I swallowed obediently, but I wasn’t happy about it.


Desmond adjusted the frozen peas higher on my forehead, accounting for a huge knotty lump blooming by my temple. “She’s human,” he said, although we’d already covered that on the way home.


“Which I can smell for myself. How did it happen?”


“That’s what we’d like to know. I wasn’t in the best position to see what was going on, but you were. We think the fairy king took her…gifts.”


“How is that possible?”


I gave Holden a loaded stare. Perhaps he wasn’t the best person to question what the fairy king could and couldn’t manipulate, considering how he’d played us like chess pieces.


Sexy chess pieces.


I blushed again, not used to how easily my cheeks flared red now.


“We don’t know,” Desmond admitted.


“But she’s human.”


“She’s human.”


Holden, who had previously been staring at my face, let his gaze draw down my cheek and to my neck.

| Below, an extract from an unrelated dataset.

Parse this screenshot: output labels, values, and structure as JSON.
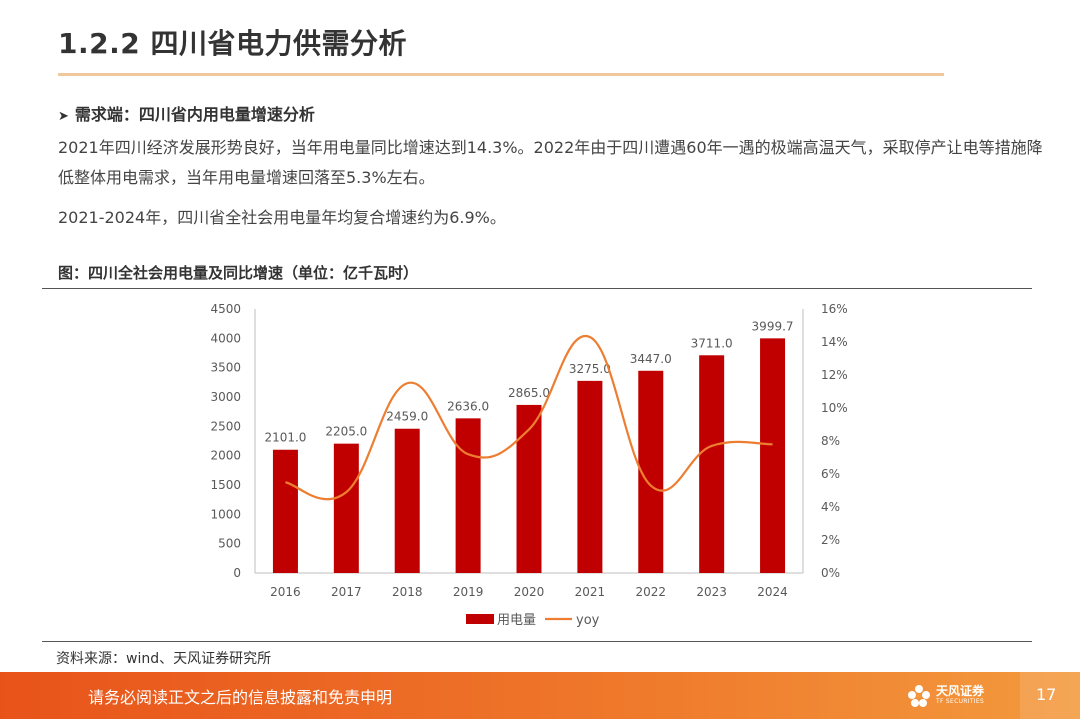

That single glance was more intimate than anything he could have done with his hands and brought visceral memories of the things he had done to me with his hands. And mouth. And…


I squirmed uncomfortably and tried to push his arm away.


“No. You still look like you were run over by a bus full of domestic-abuse arrestees. You’re going to keep drinking until I can see both your eyes again.”


I held up my hand and demonstrated how I could still move my fingers by lifting the middle one.


“Charming,” Holden replied.


“Delacourte told her he was going to take her greatest weapon,” Desmond continued. “That’s the wording she said he used.”


“And you agreed?” Holden said to me, giving his head a shake. “Why would you agree to that?”


This time I forced him away, licking blood from my lips. “I’m sorry, do you remember my other option? He was going to make me leave one of you behind. Are you suggesting I should feel bad I didn’t abandon you to be some fairy lord’s bitch?”


“Who’s to say you would have left me?” When his stare lasted too long, I had to look away.


“I wasn’t leaving anyone. I did what I had to do.”


“By letting a fairy ask for something as vague as ‘your greatest weapon’?”


“I thought he meant my sword. The fae have been making such a big deal about it. And it’s…special. I assumed it was what he wanted.”


Holden sighed and shoved his wrist back in my mouth. “Are we going with the notion this is a permanent change?” This was said to Desmond, as though Holden was tired of listening to me.


“It’s hard to say, but yes. That’s what we’re assuming.”


“She isn’t safe.”


Desmond bristled, visibly offended. “I think I can take care—”


“No.” Holden shook his head roughly and pulled his wrist out of my mouth when I was in the middle of another swallow, coating my chin in blood. I swore. “If she’s human, she’s in more danger than just a sad little rogue pack. She’s Tribunal. Her death means someone else replaces her. There are people in the vampire world who will see this as a perfect opportunity to challenge her.”


“Fuck,” I choked, wiping the dribble of blood off my face. “Fuck.”


How had I not thought of that? He was absolutely right. So many people wanted me out, and this was the opening they needed. I couldn’t hand the position off to anyone else either, because the only way to take a Tribunal seat was to kill the person who held it.


“Still excited about your newfound humanity?” Holden asked.


I wanted to punch him. I had been excited about it. There were so many things it meant I could do, and opened up a life I’d only dreamed of having. The problem, though, was I’d forgotten about the life I already had. A life where people would rejoice in seeing me dead and now had a golden opportunity to make it happen.


“This fucking sucks,” I said.


“I need to tell Sig.”


“No.”


“Secret—”


“No.”


“Listen to me,” he continued. “I have to tell him. He’s the one person who can keep you alive—in whatever capacity—and he will have my goddamn head if he finds out I knew about this and didn’t tell him. And let’s not kid ourselves, he will find out.”